Beyond Photos… The Value of Great Design
I work with a lot of editors – and I have an incredible amount of respect for what they do. But lately, I have been thinking a lot about the role of art directors and designers. For magazine brands in particular, I am fully realizing how important their role is and how those same efforts can be utilized online.
There are many benefits of great design.
- Create a visual experience that is enjoyable. B2B readers in particular, should look forward to the online experience – this is their livelihood. Powerful imagery, and subtle nuance are just two elements of this.
- Accessibility: ensuring that the content can be easily understood by a wide range of people.
- Simplifying things: To explain a story instantly by seeing a graphic or image. I love the interplay between great edit and great design.
- Storytelling: visual elements don’t exist independent of each other. Often, images and design elements are carefully linked to tell a story.

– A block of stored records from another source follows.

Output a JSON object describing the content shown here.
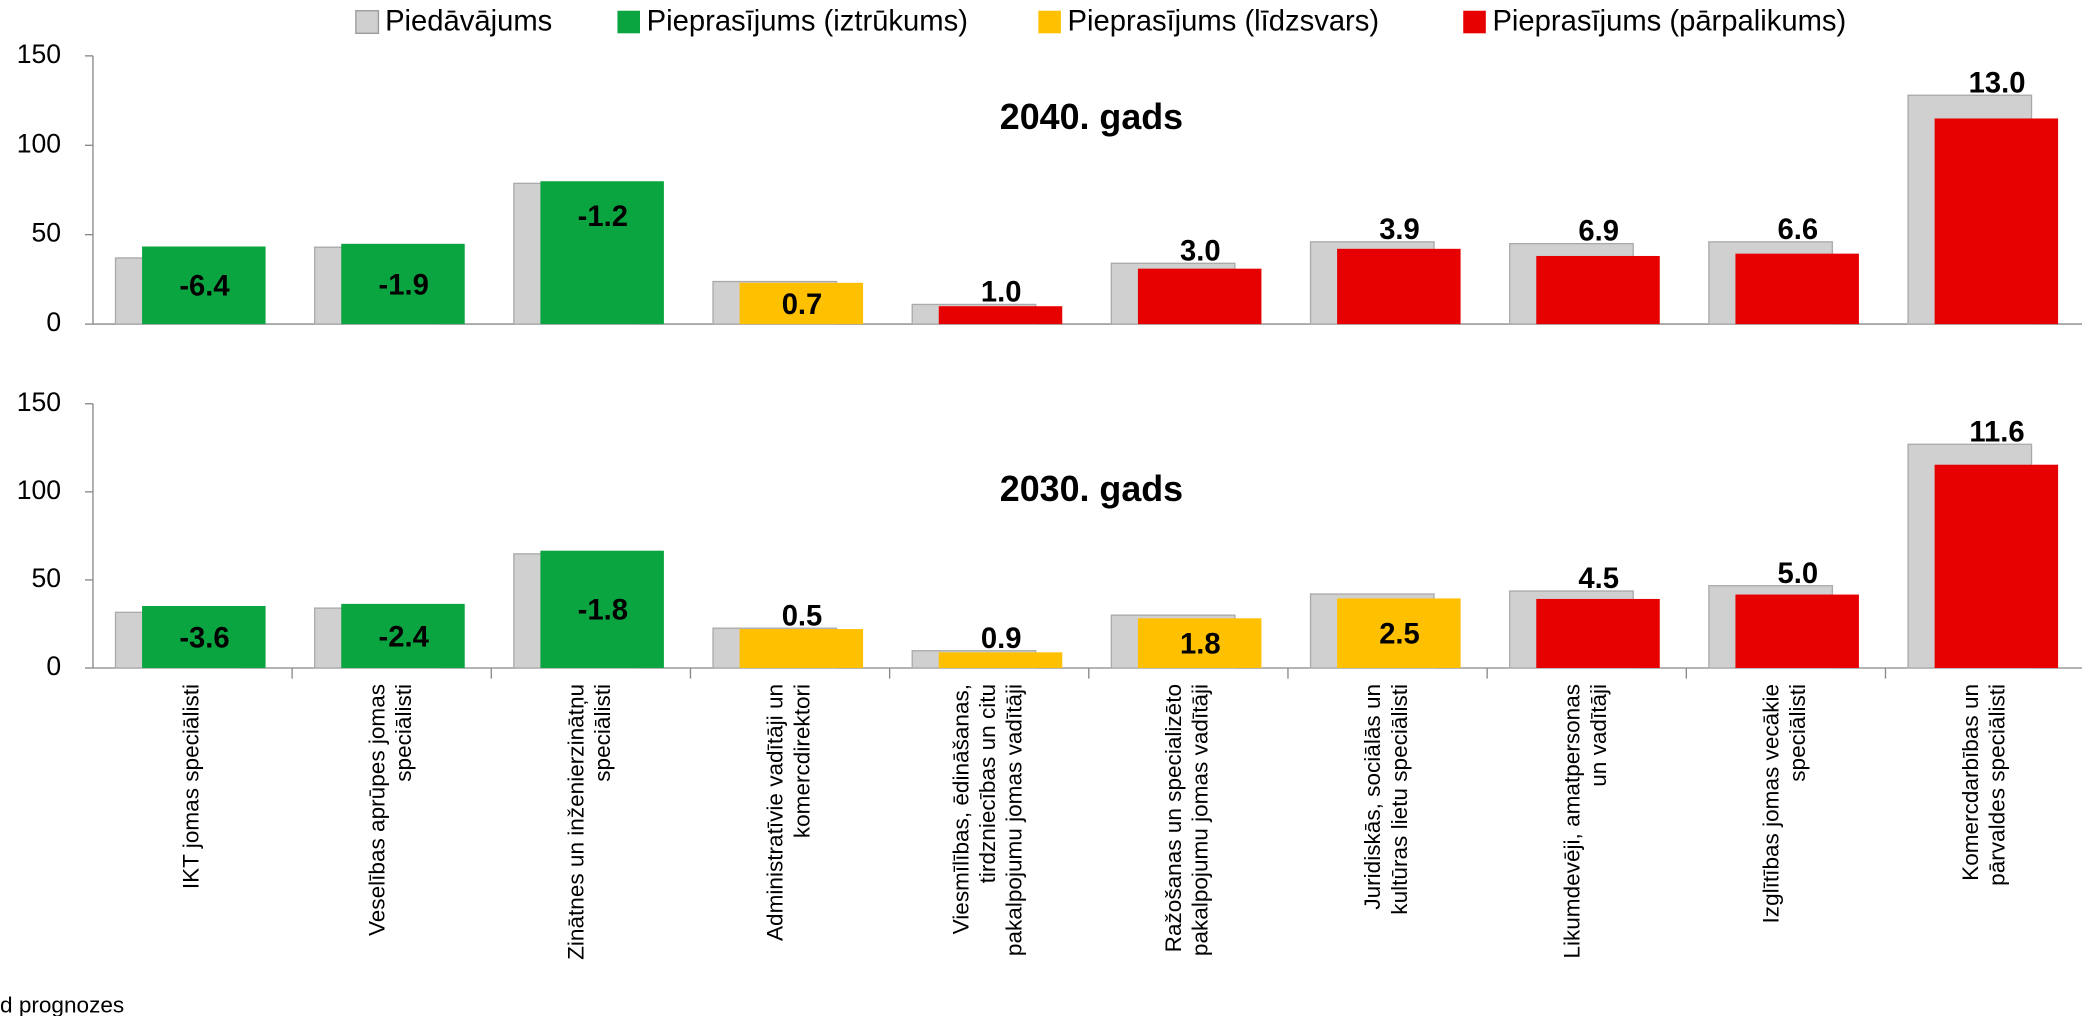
{
  "chart_data": {
    "type": "bar",
    "categories": [
      [
        "IKT jomas speciālisti"
      ],
      [
        "Veselības aprūpes jomas",
        "speciālisti"
      ],
      [
        "Zinātnes un inženierzinātņu",
        "speciālisti"
      ],
      [
        "Administratīvie vadītāji un",
        "komercdirektori"
      ],
      [
        "Viesmīlības, ēdināšanas,",
        "tirdzniecības un citu",
        "pakalpojumu jomas vadītāji"
      ],
      [
        "Ražošanas un specializēto",
        "pakalpojumu jomas vadītāji"
      ],
      [
        "Juridiskās, sociālās un",
        "kultūras lietu speciālisti"
      ],
      [
        "Likumdevēji, amatpersonas",
        "un vadītāji"
      ],
      [
        "Izglītības jomas vecākie",
        "speciālisti"
      ],
      [
        "Komercdarbības un",
        "pārvaldes speciālisti"
      ]
    ],
    "series": [
      {
        "name": "Piedāvājums",
        "color": "#d0d0d0"
      },
      {
        "name": "Pieprasījums (iztrūkums)",
        "color": "#0aa541"
      },
      {
        "name": "Pieprasījums (līdzsvars)",
        "color": "#ffc000"
      },
      {
        "name": "Pieprasījums (pārpalikums)",
        "color": "#e60000"
      }
    ],
    "footnote": "d prognozes",
    "panels": [
      {
        "title": "2040. gads",
        "ylim": [
          0,
          150
        ],
        "yticks": [
          0,
          50,
          100,
          150
        ],
        "supply": [
          37,
          43,
          78.7,
          23.8,
          11,
          34,
          46,
          45,
          46,
          128
        ],
        "demand": [
          43.4,
          44.9,
          79.9,
          23.1,
          10,
          31,
          42.1,
          38.1,
          39.4,
          115
        ],
        "demand_series": [
          1,
          1,
          1,
          2,
          3,
          3,
          3,
          3,
          3,
          3
        ],
        "gaps": [
          -6.4,
          -1.9,
          -1.2,
          0.7,
          1.0,
          3.0,
          3.9,
          6.9,
          6.6,
          13.0
        ],
        "gap_labels": [
          "-6.4",
          "-1.9",
          "-1.2",
          "0.7",
          "1.0",
          "3.0",
          "3.9",
          "6.9",
          "6.6",
          "13.0"
        ]
      },
      {
        "title": "2030. gads",
        "ylim": [
          0,
          150
        ],
        "yticks": [
          0,
          50,
          100,
          150
        ],
        "supply": [
          31.6,
          34,
          64.8,
          22.6,
          9.8,
          30,
          42,
          43.7,
          46.7,
          127
        ],
        "demand": [
          35.2,
          36.4,
          66.6,
          22.1,
          8.9,
          28.2,
          39.5,
          39.2,
          41.7,
          115.4
        ],
        "demand_series": [
          1,
          1,
          1,
          2,
          2,
          2,
          2,
          3,
          3,
          3
        ],
        "gaps": [
          -3.6,
          -2.4,
          -1.8,
          0.5,
          0.9,
          1.8,
          2.5,
          4.5,
          5.0,
          11.6
        ],
        "gap_labels": [
          "-3.6",
          "-2.4",
          "-1.8",
          "0.5",
          "0.9",
          "1.8",
          "2.5",
          "4.5",
          "5.0",
          "11.6"
        ]
      }
    ]
  }
}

- Lead readers online: designers help tell people what to look for, and keep them engaged in order to stay on the website a little bit longer, and click another link.
- Creating consistency across platforms – especially between print and web. For brands that have been around for decades, this is very important to leverage the branding that has been carefully built within readers’ minds over the course of years. Branding is trust, and that trust is business. (sorry if that sounds icky.)
But mostly what I like about what they do is this:
Designers create beauty. Our world can use a bit more of that.
At their best, designers can create the most elusive of notions: grace. Highly evolved design comes from an iterative process, which is another opportunity to transition the quality of print into a digital world.
And let’s face it, print media is beautiful. I love how designers and editors can put together a cohesive package that you love to hold, that you experience, that you put on your shelf to admire. And yes, the web is different, but it can be beautiful and useful too, but perhaps in different ways.
Designers can be heroes – making editorial content go from "good" to "great" – and working on behalf of the audience to ensure content is easy to digest and enjoyable to experience. They can take things beyond an intellectual experience, to create an emotional experience.
Whether it is an article, blog entry, video, webcast, or other content type, there is a nuance that great design can bring that makes each more engaging to readers – and that helps keep people on the website and encourage them to dig even deeper.
For art directors and designers who have worked primarily in print, this is your moment of opportunity. To expand your influence, your skillset, and your value to a business. This is not to belittle print at all; but as the world moves online, this is another chance for you to shine.
Be it in print or online, the affect of great design is the same: a product that the audience will become more engaged with, and that helps them with their most critical needs.